Qual é a situação do conteúdo digital gerado pelas ONGs no que se refere a políticas de gerenciamento de redes dos provedores? É de seu conhecimento algum caso de discriminação de tráfego no acesso a sites dessas organizações?
C.A. – Na verdade, a discriminação é bastante democrática – todos os usuários são afetados, excetuando-se contratos empresariais especiais, claro.
Que relações poderiam existir entre um eventual ‘provedor estatal’ definido pelo Plano Nacional de Banda Larga e a prática de não-neutralidade dos provedores do mercado? Teria uma ação estatal o efeito de ‘equilibrar’ o mercado?
C.A. – Um prerrequisito para um projeto estratégico nacional de universalização da banda larga é a prática de princípios que garantam isonomia e não interferência no fornecimento desses serviços ao usuário final. O CGI.br definiu 10 princípios que podem servir de referência para todo o setor (seja público ou privado) para garantir essas práticas.
Há mesmo possibilidade de fazer com que os provedores abram suas políticas de gerenciamento de rede e as submetam a regras estabelecidas por um órgão regulador? Ou a ‘caixa preta’ sempre existirá aos olhos do usuário?
C.A. – Sem regulação e monitoramento efetivo, essas práticas sempre existirão. O setor não está preocupado em definir selos de qualidade, práticas éticas ou o que seja. Acho que um empresário do setor que decidisse romper com essas práticas teria suas orelhas vigorosamente puxadas por seus investidores… são as regras do ‘mercado’.

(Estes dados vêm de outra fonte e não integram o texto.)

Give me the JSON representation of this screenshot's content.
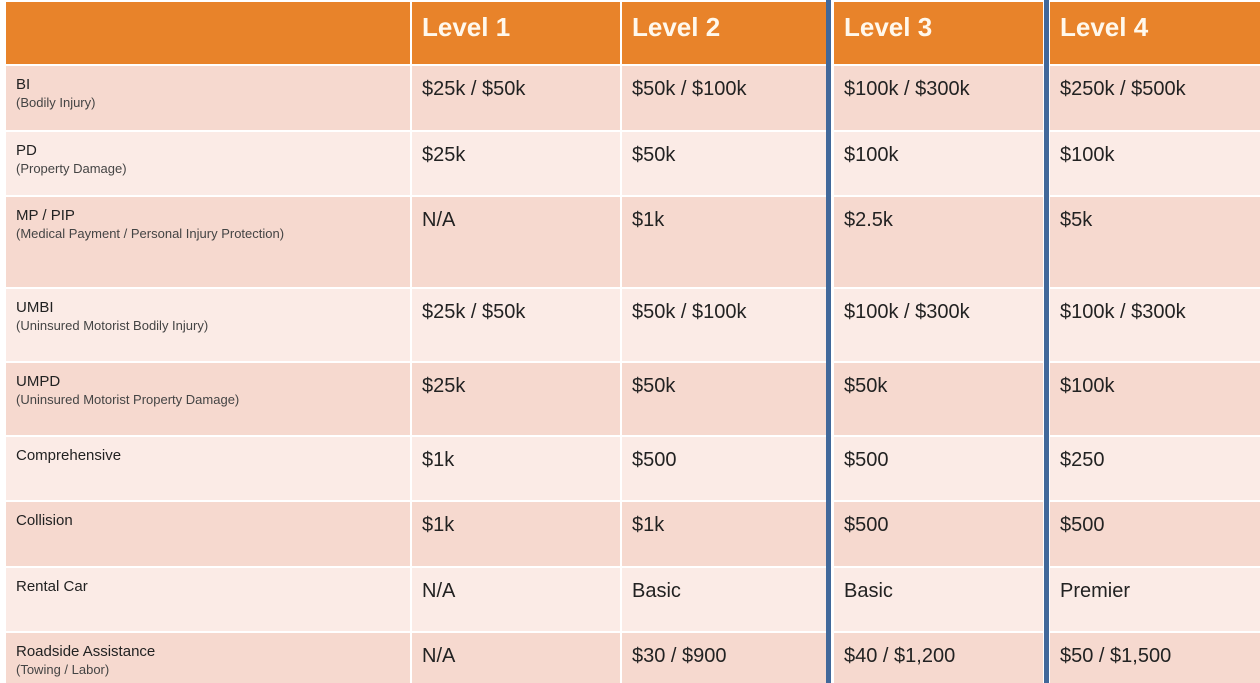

Se um internauta brasileiro desconfia que o uso que faz da rede é discriminado por seu provedor, o que ele pode fazer?
C.A. – Recorrer à estrutura brasileira de defesa do consumidor (órgãos públicos e privados) que, uma vez acionada, tem se mostrado eficiente em pelo menos amainar essa situação. Mobilizar-se para insistir na importância de o serviço de conectividade ser prestado de forma isonômica, sem interferência da operadora, com qualidade e a preços justos.